While it’s impossible to quantify the real-world impact of far-right online propaganda, Gais said, you can see evidence of its influence when prominent figures such as conservative pundit Tucker Carlson, billionaire Elon Musk and Trump adviser Stephen Miller espouse elements of the antisemitic “great replacement” conspiracy theory, or when mass shooters in Buffalo, El Paso and Christchurch, New Zealand, cite it as inspiration.


Those high-profile news events, in turn, reinvigorate online interest in far-right ideologies. ISD’s report found that posts glorifying or defending Hitler surged on X this month after Carlson posted an interview with Holocaust revisionist Darryl Cooper, which Musk reposted and called “worth watching.” (Musk later deleted his post.)
Carlson, Musk and Miller did not return requests for comment.
Earlier this year, the pro-Trump conspiracy theorist Dominick McGee posted to X an English-language AI audio recreation of Hitler’s 1939 Reichstag speech, which garnered 13,000 retweets, 56,000 likes and more than 10 million views, according to X’s metrics. (Experts note that view counts on X may be inflated compared with those on other sites.)
“This AI translation gives viewers a look into the mind of Hitler,” wrote McGee, whose X account Musk controversially reinstated last year after he was suspended for posting a video of child sex abuse. While McGee’s post didn’t endorse Hitler’s views, many of the replies indicated approval, while others requested translations of the speech into French, Arabic and Bengali.

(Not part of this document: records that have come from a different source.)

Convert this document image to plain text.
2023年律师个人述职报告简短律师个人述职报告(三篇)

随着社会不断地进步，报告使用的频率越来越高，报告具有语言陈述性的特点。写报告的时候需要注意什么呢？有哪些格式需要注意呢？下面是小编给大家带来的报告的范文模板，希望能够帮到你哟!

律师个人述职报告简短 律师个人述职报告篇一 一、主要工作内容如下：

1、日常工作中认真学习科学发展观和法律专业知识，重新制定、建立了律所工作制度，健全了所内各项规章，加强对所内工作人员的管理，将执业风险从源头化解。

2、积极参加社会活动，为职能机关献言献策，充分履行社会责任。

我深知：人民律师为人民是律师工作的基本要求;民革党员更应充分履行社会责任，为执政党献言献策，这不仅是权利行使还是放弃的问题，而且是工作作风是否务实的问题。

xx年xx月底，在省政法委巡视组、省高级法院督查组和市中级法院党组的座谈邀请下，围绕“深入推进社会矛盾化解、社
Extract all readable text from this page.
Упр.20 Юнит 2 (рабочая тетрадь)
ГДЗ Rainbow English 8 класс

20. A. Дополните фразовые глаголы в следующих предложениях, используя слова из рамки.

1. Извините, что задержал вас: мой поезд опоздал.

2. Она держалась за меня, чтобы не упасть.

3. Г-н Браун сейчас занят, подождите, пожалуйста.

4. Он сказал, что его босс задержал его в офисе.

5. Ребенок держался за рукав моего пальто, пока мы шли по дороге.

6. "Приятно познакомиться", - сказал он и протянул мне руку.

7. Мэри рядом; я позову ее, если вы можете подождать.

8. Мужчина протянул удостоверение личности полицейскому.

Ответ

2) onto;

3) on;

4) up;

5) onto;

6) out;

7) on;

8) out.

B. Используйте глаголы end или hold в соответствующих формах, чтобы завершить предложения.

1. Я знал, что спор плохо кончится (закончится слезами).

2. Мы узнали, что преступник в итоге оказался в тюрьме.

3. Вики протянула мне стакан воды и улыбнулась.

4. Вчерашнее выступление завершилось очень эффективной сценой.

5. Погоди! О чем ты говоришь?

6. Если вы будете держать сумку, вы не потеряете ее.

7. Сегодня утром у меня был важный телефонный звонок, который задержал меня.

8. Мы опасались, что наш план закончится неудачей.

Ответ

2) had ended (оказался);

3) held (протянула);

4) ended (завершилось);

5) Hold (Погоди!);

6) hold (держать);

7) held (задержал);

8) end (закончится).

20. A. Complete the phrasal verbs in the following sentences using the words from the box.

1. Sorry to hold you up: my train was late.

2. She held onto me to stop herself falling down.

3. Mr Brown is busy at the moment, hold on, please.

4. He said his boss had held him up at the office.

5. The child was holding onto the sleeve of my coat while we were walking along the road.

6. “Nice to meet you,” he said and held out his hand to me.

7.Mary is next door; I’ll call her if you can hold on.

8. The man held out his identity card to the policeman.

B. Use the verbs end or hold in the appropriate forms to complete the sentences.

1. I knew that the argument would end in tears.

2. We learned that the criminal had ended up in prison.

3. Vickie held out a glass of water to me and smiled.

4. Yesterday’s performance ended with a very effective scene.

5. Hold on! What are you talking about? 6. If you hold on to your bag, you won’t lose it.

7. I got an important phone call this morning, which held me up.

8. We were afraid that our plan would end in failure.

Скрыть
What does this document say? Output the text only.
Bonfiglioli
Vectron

Jared Holt, a senior researcher at ISD who co-wrote a separate recent report on the rise of white nationalism on TikTok, said extremists are often among the first groups to exploit emerging technologies, which often allow them to maneuver barriers blocking such materials on established platforms.
Holt said you can’t assume that everyone who watches or shares an AI Hitler video or meme agrees with it — some might just find it funny or edgy.
“But in the broader scheme of politics, it can have a desensitizing or normalizing effect if people are encountering this content over and over again,” he said.